The organization has undertaken tree planting programs in over 2,000 villages, with over 1.5 million trees planted. The organization has established paper and aluminum recycling programs in the UK, USA, and India and used funds generated from this to support other charitable activities. Globally, it has recycled over 10,000 tons of paper and 7 million aluminum cans.

===Disaster relief===
The group has responded to disasters in many parts of the world. It has constructed more than 50 schools in areas affected by natural disasters.
In South Asia, the group has supported organizations carrying out relief activities of providing medical care, medical supplies, warm food, drinking water, clothes, and shelter after natural disasters like the 1979 Morbi Dam Failure, 1993 Latur earthquake, 1994 Surat Plague Epidemic, 1995 Malda Floods, 1996 Andhra Pradesh Cyclones, and the April 2015 Nepal Earthquake. After the 1999 Odisha cyclone, it assisted the Government of Odisha and other groups in reconstructing three villages with cyclone-resistant houses and other infrastructure in addition to helping other villages and providing food, medical assistance, counseling, and other supplies. With the help of donations from volunteers in India and abroad, the organization supported the rebuilding of the area's communities by constructing schools, hospitals, and other buildings. Following the 2004 Indian Ocean earthquake and tsunami, the group supported organizations working in affected areas of India and Sri Lanka to provide 174,000 hot meals, 12,000 food packets, more than 60 tons of grains, and fresh water tanks to the homeless in 51 villages.

In North America, it helped in the relief efforts in the aftermath of the 1992 Los Angeles riots and the 1994 Los Angeles earthquake. Following the January 2001 and February 2001 El Salvador earthquakes, it sent $3.3 million worth of medicines and supplies to assist in the relief efforts.
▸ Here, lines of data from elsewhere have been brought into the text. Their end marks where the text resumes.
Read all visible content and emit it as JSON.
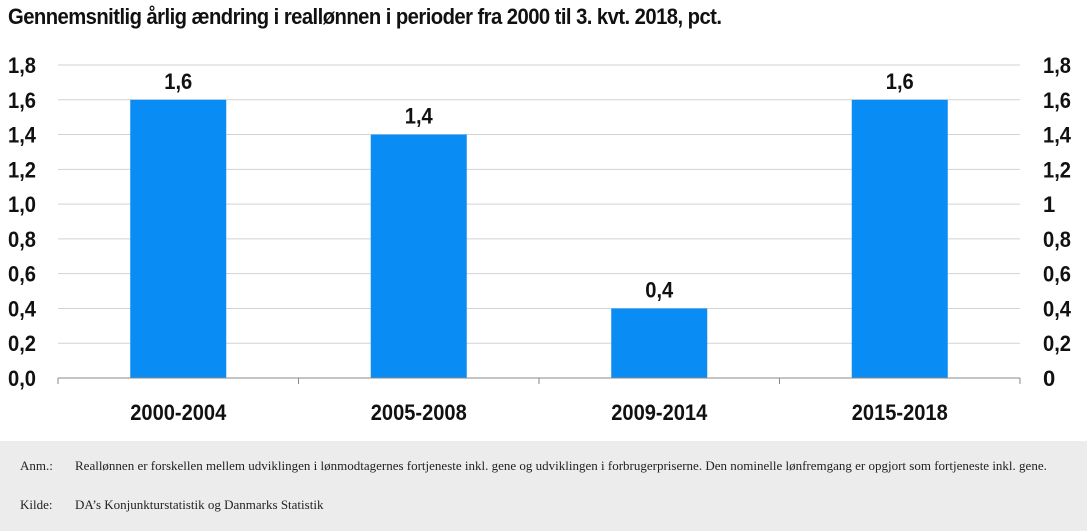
{
  "title": "Gennemsnitlig årlig ændring i reallønnen i perioder fra 2000 til 3. kvt. 2018, pct.",
  "colors": {
    "bar": "#0a8cf5",
    "grid": "#d2d2d2",
    "axis": "#888888",
    "notes_bg": "#ececec"
  },
  "chart_data": {
    "type": "bar",
    "title": "Gennemsnitlig årlig ændring i reallønnen i perioder fra 2000 til 3. kvt. 2018, pct.",
    "categories": [
      "2000-2004",
      "2005-2008",
      "2009-2014",
      "2015-2018"
    ],
    "values": [
      1.6,
      1.4,
      0.4,
      1.6
    ],
    "data_labels": [
      "1,6",
      "1,4",
      "0,4",
      "1,6"
    ],
    "ylim": [
      0,
      1.8
    ],
    "left_ticks": [
      "0,0",
      "0,2",
      "0,4",
      "0,6",
      "0,8",
      "1,0",
      "1,2",
      "1,4",
      "1,6",
      "1,8"
    ],
    "right_ticks": [
      "0",
      "0,2",
      "0,4",
      "0,6",
      "0,8",
      "1",
      "1,2",
      "1,4",
      "1,6",
      "1,8"
    ],
    "grid": true,
    "xlabel": "",
    "ylabel": ""
  },
  "notes": {
    "anm_label": "Anm.:",
    "anm_text": "Reallønnen er forskellen mellem udviklingen i lønmodtagernes fortjeneste inkl. gene og udviklingen i forbrugerpriserne. Den nominelle lønfremgang er opgjort som fortjeneste inkl. gene.",
    "kilde_label": "Kilde:",
    "kilde_text": "DA’s Konjunkturstatistik og Danmarks Statistik"
  }
}
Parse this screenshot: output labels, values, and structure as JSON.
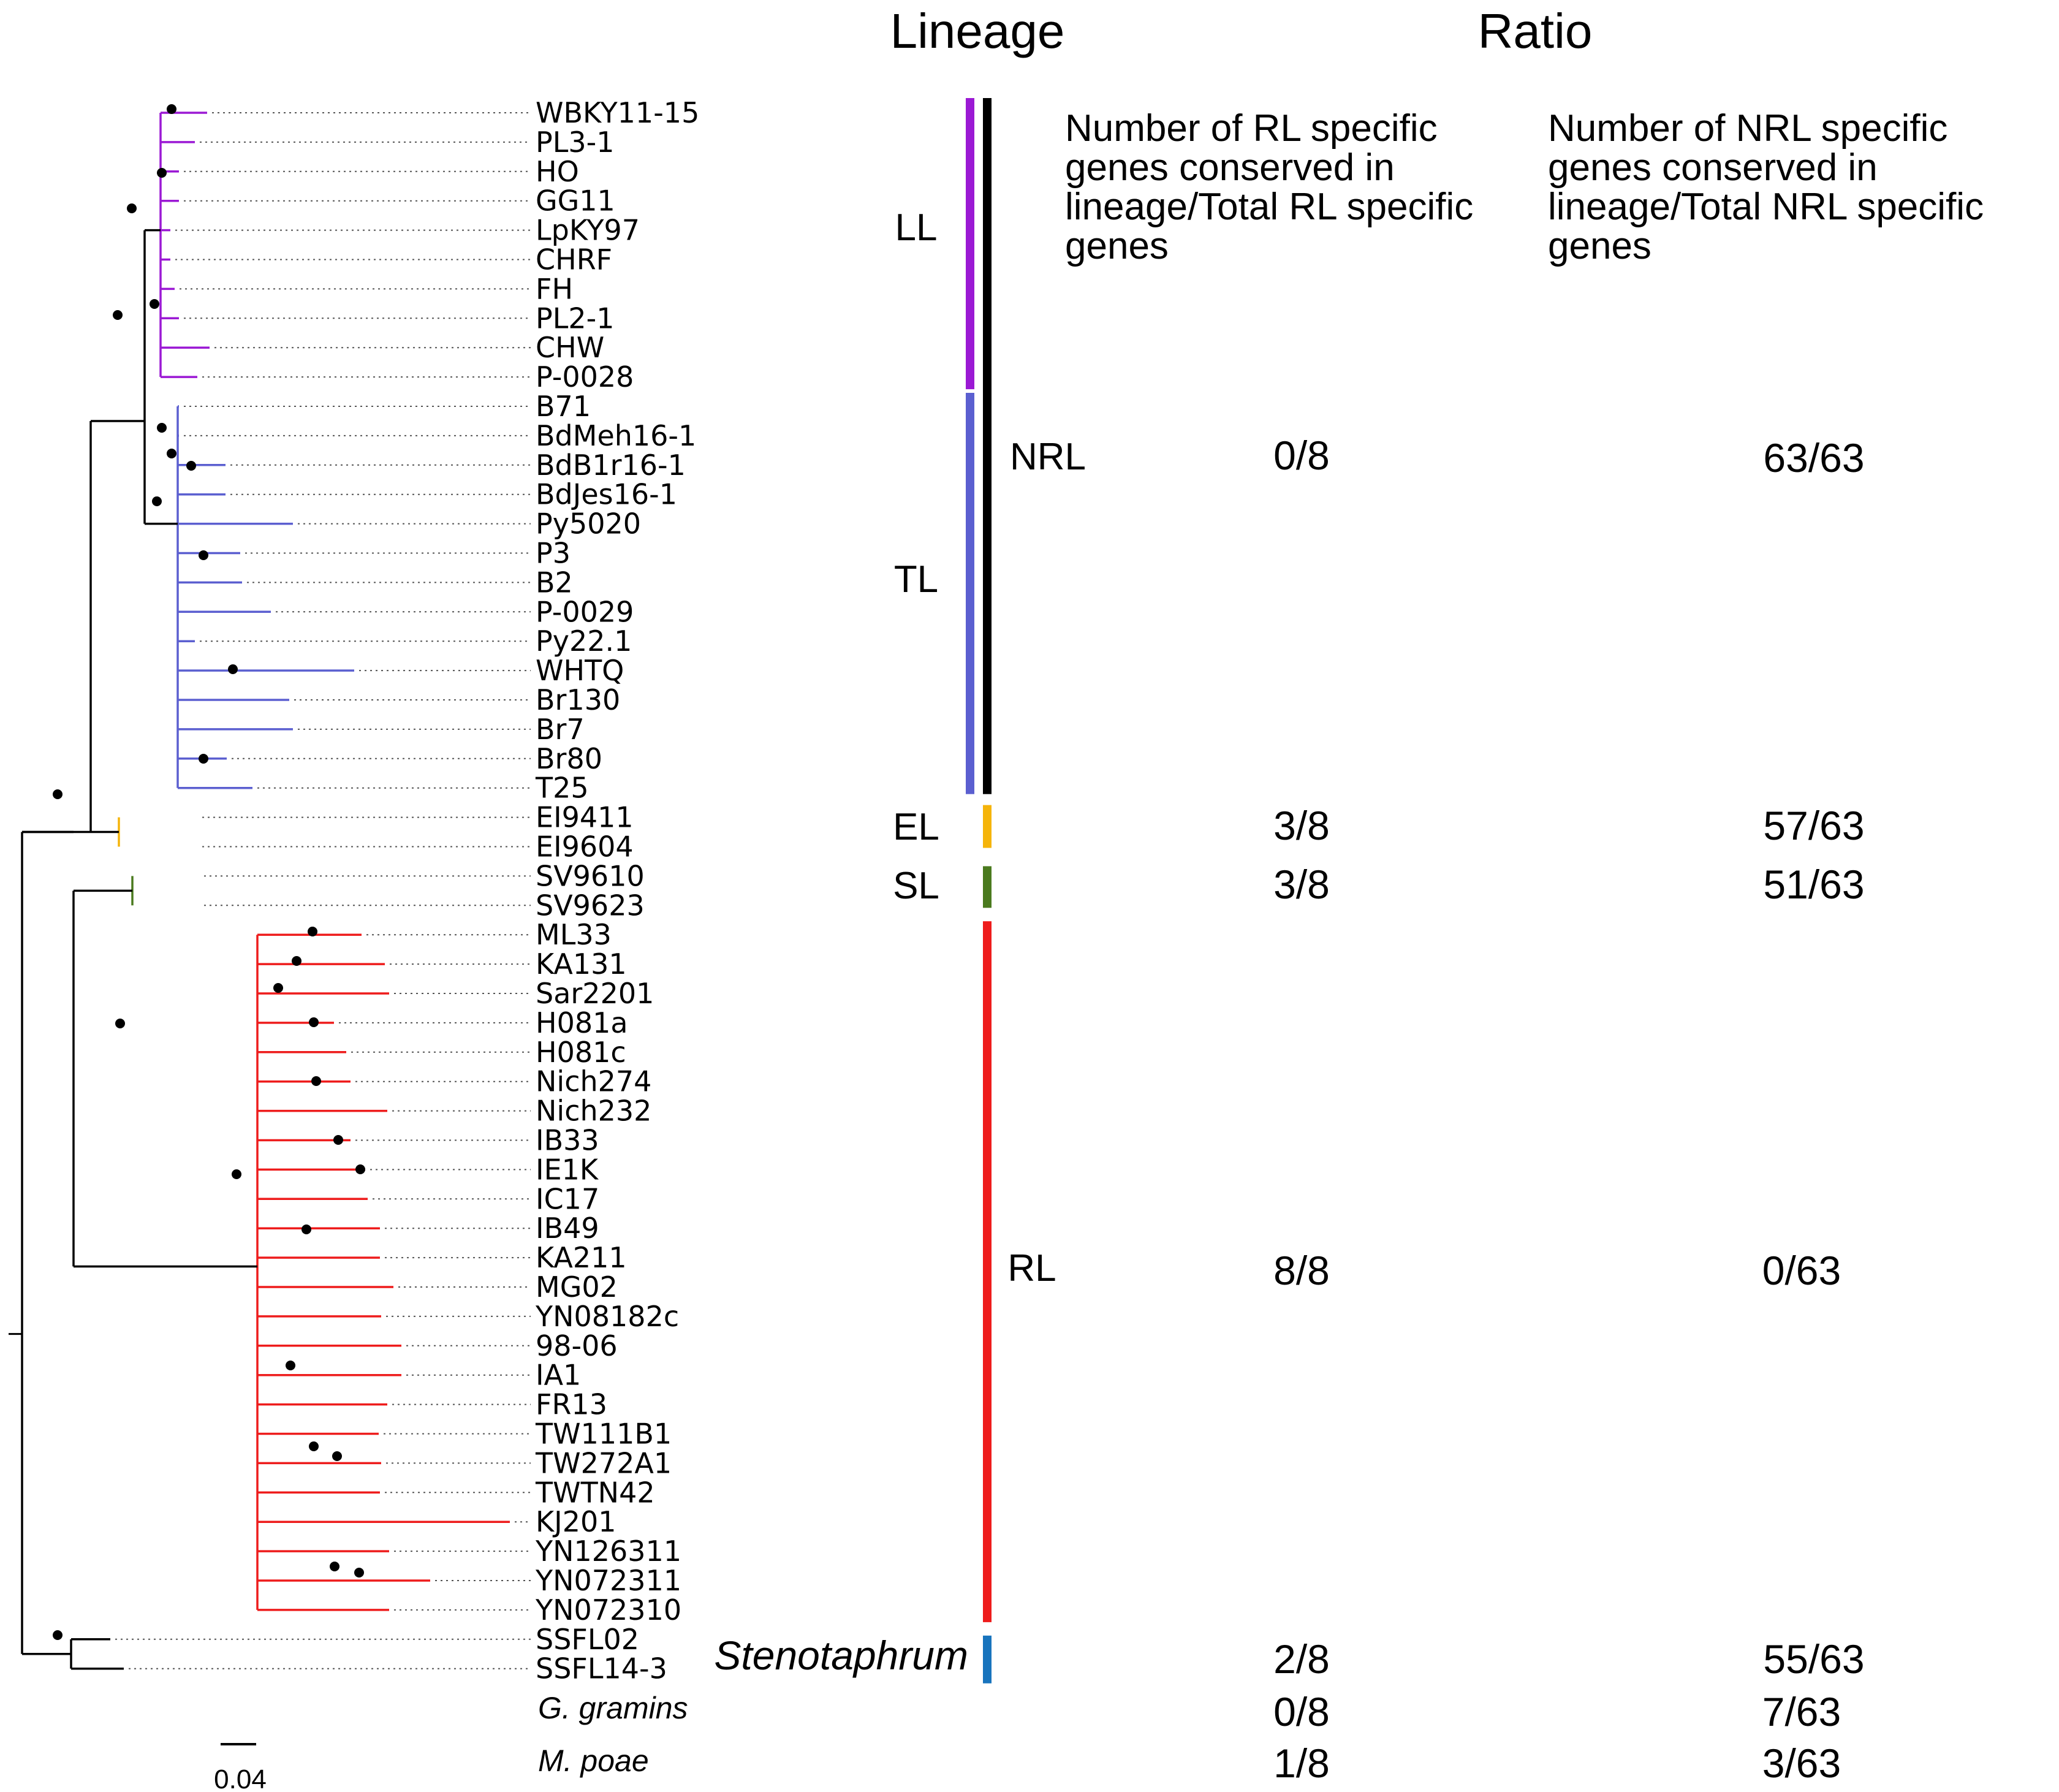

After Hurricane Katrina struck the Gulf Coast of the United States, its volunteer teams supplied hot food, water, emergency supplies, and relocation aid for victims. The organization carried out similar relief activities in the aftermath of Hurricane Ike in 2008. Recently, the organization partnered with UNICEF to provide medicine, clean water, and temporary housing for children affected by the 2010 Haiti earthquake. Following the 2011 outbreak of tornadoes in the Southeastern US, they took action to provide hot meals, drinking water and shelter to the over 2,500 affected people at four relief centers and the organization responded similarly after the 2013 tornadoes in Oklahoma. After the 2011 Japan earthquake and tsunami, they provided supplies and transportation to aid in the relief efforts in affected areas.

It has many programs in place working to help reduce poverty. In marginalized communities isolated from many social and governmental services, it has set up nearly 2,000 community centers which serve as hubs for running education programs, distributing food and clothes, providing healthcare, and facilitating community meetings. In addition to centers, the organization operates mobile health vans, scholarships, student hostels, and literacy campaigns to serve these communities.
==Awards==
The Children's Forum of the UK Chapter of BAPS Charities was awarded the Queen's Award for Voluntary Service in 2009 for "nurturing Hindu values, education and talents in children and young people in London" through their voluntary service.